Throughout the conference, Gartner people used the terms in this way, talking about the varying levels of agility of the different approaches, but always in terms of the business goals that are being enabled.

It’s unfortunate to my mind that "bimodal" has become such a hot-button topic, because that is absolutely a conversation that needs to be had. If you start "moving fast and breaking things", where those "things" support critical aspects of the business, pretty soon you’re going to find an angry mob of front-line people bearing down on the IT department, waving torches and pitchforks and calling for the head of the idiot who changed something they relied on just because it let them refactor something into something else more technically pleasing to them.

Instead, the public conversation has pretty much stopped at this binary opposition between boring, uncool Mode 1 that gets starved of resources, and cool, shiny Mode 2 that gets all the love.

As I have pointed out before, this misses the time-based aspect. Just because something is all the rage now, and genuinely needs to evolve quickly to respond to rapidly changing business needs, does not mean that will always be the case.

Don’t get stuck in the past

Where I do encounter visibly un-appreciated IT teams, without resources or standing, that is because somebody somewhere missed that key transition. Instead of their job being "supporting the business", in their minds the job description has become "provisioning servers" or "deploying patches" or whatever.

The Gartner people do call out this attitude - see this slide, from that same keynote:

I encounter this type of push-back all the time, pushing a new solution that is disruptive to the existing process. IT people need to be persuaded of the value of changing something that is known to work. The mantra is "if it ain’t broke, don’t mess with it" - and for very good reason!
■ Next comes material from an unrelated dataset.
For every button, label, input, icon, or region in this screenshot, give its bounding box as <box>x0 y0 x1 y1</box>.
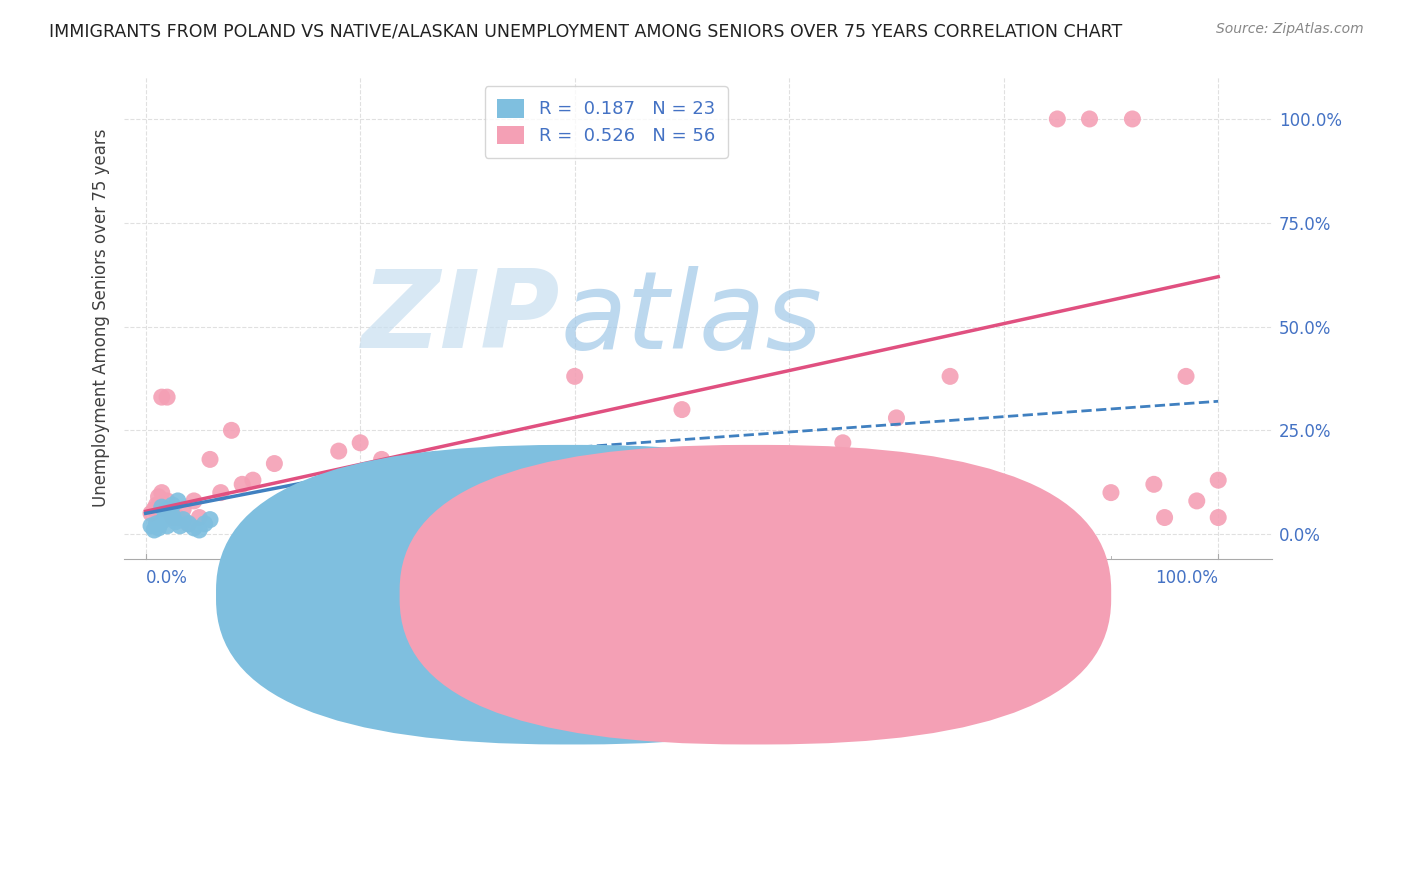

There is a point, though, when that precautionary attitude crosses over and becomes full-blown reactionary.

A good sanity check is to go through this deck from a presentation by Casey West, and see if you recognise yourself or your routine activities.

I get it, it’s highly technical work, it takes time, you’ll notice it if it goes wrong - but ultimately, the main metric - the only metric that matters - is whether IT delivered the outcome that the business required.

Behind the scenes, we IT people need to figure out all sorts of things, but we need to recognise that, to the business, this is about as interesting as the facilities maintenance. Sure, if the bins don’t get emptied or the lift plummets down its shaft, that would be bad, but as long as everything is humming along nicely, it’s invisible. To the business, IT is the same: as long as business outcomes are being achieved, all is well, and if the business result isn’t there, nothing else matters.

Arguing about what is Mode 1 and Mode 2 is to miss the point

The ongoing argument about bimodal IT is a mirror image of the ITIL conversation. ITIL is a useful roadmap, but it goes bad when people are so focused on the map that they start to try to adapt reality to the map. In the case of bimodal IT, nobody is actually suggesting that organisations split their organisations into two and starve Peter to pay Paula. Instead, the notion of bimodal IT is a useful short-hand to talk about existing realities within IT.

Once the time factor is added, bimodal IT is not that different from pace layering, but that model never really seemed to catch on - perhaps because it was overly complex and dynamic. Instead, we are (still) arguing about how bimodal is too binary and static. After spending time actually talking to Gartner people about this stuff, I recognise it as a description of a spectrum, and one that is dynamic. A particular technology will move along the spectrum over time, and that movement needs to be recognised in the processes that deal with that particular technology.

Now that’s taken care of, we can all go back to arguing about private cloud.


  1. Normally people say "I got back from" whatever event, but being me, I’m still on the road, and won’t get home for some time yet.